Sorry for the lack of posts for the last couple of days. I am in Arizona. I will return to my blog on Monday with new posts. I went to a restaurant the other day and had the most delectable Strawberry Mousse. This recipe from "The Silver Palate Cookbook" is quite close to the one I ordered. It could also make a nice dessert for Valentine's Day.
Serves: 8 - 10
2-1/2 pints strawberries, stemmed, washed, and drained
2 tablespoons fresh lemon juice
1 tablespoon unflavored gelatin
6 tablespoons boiling water
2 egg yolks
2/3 cup sugar
2 tablespoons Cointreau
2 cups heavy cream, chilled
Additional whole strawberries, for garnish
1. Combine the strawberries, lemon juice, and gelatin in a food processor. Purée until smooth. Carefully pour in the boiling water and process again, briefly. Let the mixture cool to room temperature.

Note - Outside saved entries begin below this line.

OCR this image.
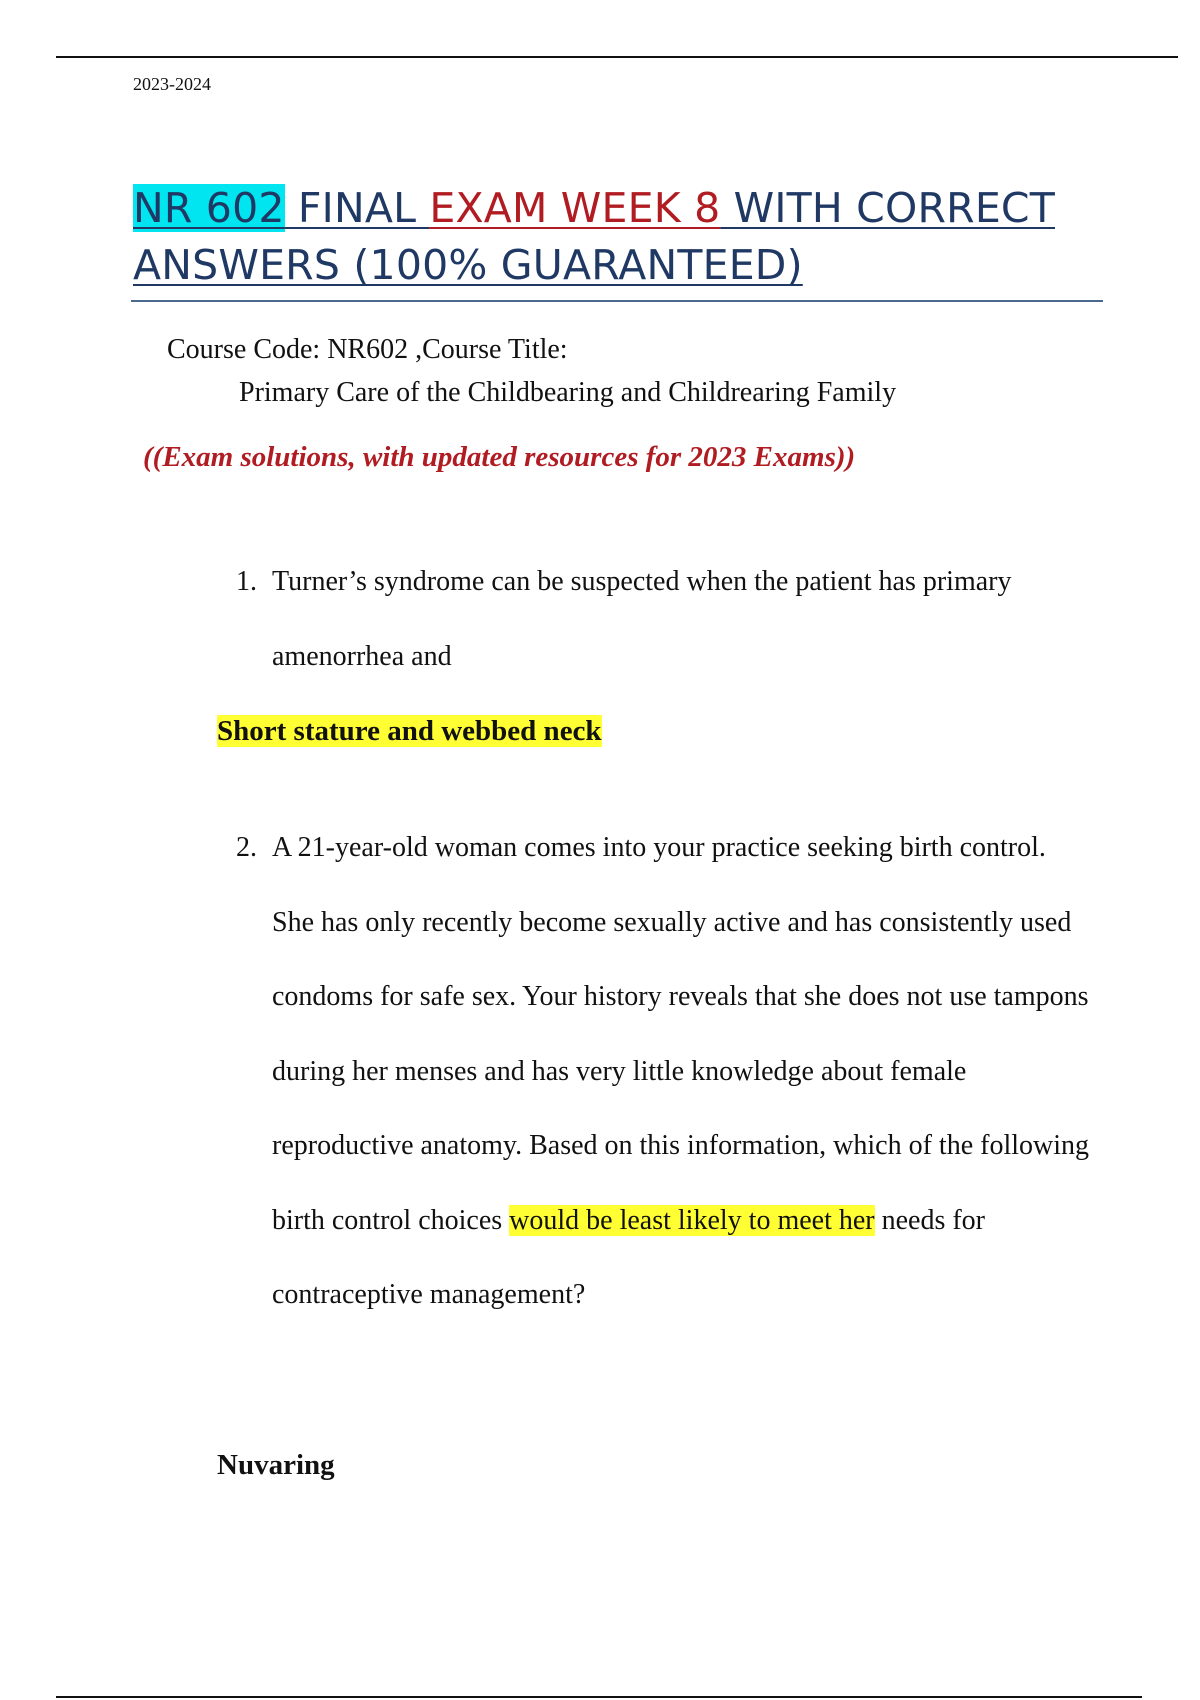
2023-2024
NR 602 FINAL EXAM WEEK 8 WITH CORRECT ANSWERS (100% GUARANTEED)
Course Code: NR602 ,Course Title:
Primary Care of the Childbearing and Childrearing Family
((Exam solutions, with updated resources for 2023 Exams))
1. Turner’s syndrome can be suspected when the patient has primary amenorrhea and
Short stature and webbed neck
2. A 21-year-old woman comes into your practice seeking birth control. She has only recently become sexually active and has consistently used condoms for safe sex. Your history reveals that she does not use tampons during her menses and has very little knowledge about female reproductive anatomy. Based on this information, which of the following birth control choices would be least likely to meet her needs for contraceptive management?
Nuvaring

2. Beat the egg yolks and sugar together until pale yellow and thick. Whisk in the Cointreau and beat for another minute. Pour the egg mixture into the top of a double boiler set over simmering water and stir until slightly thickened and hot to the touch. Cool to room temperature.
3. Combine the strawberry and egg mixtures and chill until just beginning to set.
4. Whip the cream to soft peaks and fold gently into the chilled mousse mixture. Spoon into 8 to 10 individual dessert glasses or a serving bowl. Chill for at least 4 hours. Garnish with the whole strawberries before serving.